Estava andando praticamente fugindo de Pandora e Esmerald, ainda estupefato com o que acabara de acontecer e não queria nem menos dar uma explicação para Shun ou Shina. Não queria falar com ninguém.
Suas mãos ainda estavam queimadas e seu coração ardia em raiva. Qual era realmente o problema delas? Mal sabia que era ele próprio que estava sendo um obstáculo acidental na relação das duas, já que talvez em circunstâncias normais elas até teriam se dado bem. Talvez.
Ikki então se sentou e esfregou seu cabelo, apesar do ato fazer suas mãos doerem ainda mais.

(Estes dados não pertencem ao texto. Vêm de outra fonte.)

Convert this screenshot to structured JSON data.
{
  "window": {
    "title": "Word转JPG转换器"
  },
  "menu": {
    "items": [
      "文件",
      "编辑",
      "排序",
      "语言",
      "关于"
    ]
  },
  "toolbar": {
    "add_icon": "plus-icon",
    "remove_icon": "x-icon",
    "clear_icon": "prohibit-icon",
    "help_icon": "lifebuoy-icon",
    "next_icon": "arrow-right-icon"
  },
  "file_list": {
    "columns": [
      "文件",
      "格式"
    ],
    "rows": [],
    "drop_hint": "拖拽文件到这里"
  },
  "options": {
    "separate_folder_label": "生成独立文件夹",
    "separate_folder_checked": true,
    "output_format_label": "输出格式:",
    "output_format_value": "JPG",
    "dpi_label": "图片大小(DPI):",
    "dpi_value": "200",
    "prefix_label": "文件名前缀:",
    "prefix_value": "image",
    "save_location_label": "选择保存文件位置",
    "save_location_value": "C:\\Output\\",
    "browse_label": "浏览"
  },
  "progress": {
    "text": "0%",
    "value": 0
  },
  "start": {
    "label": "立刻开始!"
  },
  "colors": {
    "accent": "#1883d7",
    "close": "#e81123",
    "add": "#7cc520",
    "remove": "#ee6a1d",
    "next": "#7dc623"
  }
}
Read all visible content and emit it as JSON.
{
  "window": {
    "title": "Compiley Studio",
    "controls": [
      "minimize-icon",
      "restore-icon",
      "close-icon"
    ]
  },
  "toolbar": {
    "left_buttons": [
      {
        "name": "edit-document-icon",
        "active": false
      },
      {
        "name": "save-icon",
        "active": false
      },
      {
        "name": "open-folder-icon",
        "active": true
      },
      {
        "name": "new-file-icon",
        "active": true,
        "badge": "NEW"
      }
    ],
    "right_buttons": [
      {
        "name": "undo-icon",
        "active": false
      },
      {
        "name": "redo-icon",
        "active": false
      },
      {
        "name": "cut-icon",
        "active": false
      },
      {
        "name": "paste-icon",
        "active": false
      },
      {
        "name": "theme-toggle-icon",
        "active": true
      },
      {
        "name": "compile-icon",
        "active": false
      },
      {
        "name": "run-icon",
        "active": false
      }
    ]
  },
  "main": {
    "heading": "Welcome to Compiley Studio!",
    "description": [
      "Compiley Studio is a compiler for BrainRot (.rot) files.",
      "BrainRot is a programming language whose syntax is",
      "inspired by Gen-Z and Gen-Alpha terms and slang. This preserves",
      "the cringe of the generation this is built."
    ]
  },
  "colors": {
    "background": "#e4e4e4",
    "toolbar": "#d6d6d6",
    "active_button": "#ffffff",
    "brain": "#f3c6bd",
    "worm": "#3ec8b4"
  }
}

Como pôde deixar o ódio delas evoluir tanto? Por que não as impediu? Bem, o leonino sabia bem que não adiantava mais se fazer essas perguntas pois o que foi feito já estava feito. Só queria que elas soubessem que machucaram mais do que as suas mãos, ambas machucaram seu coração.
-Esmeralda... o que eu faço? – perguntou para o vento que passava.
Não recebeu nenhuma resposta e suspirou por isso.
-Ei, falar com o vento não vai cicatrizar essas mãos! – disse uma voz abrindo a porta da saída de Câncer, de onde saiu o próprio Máscara da Morte.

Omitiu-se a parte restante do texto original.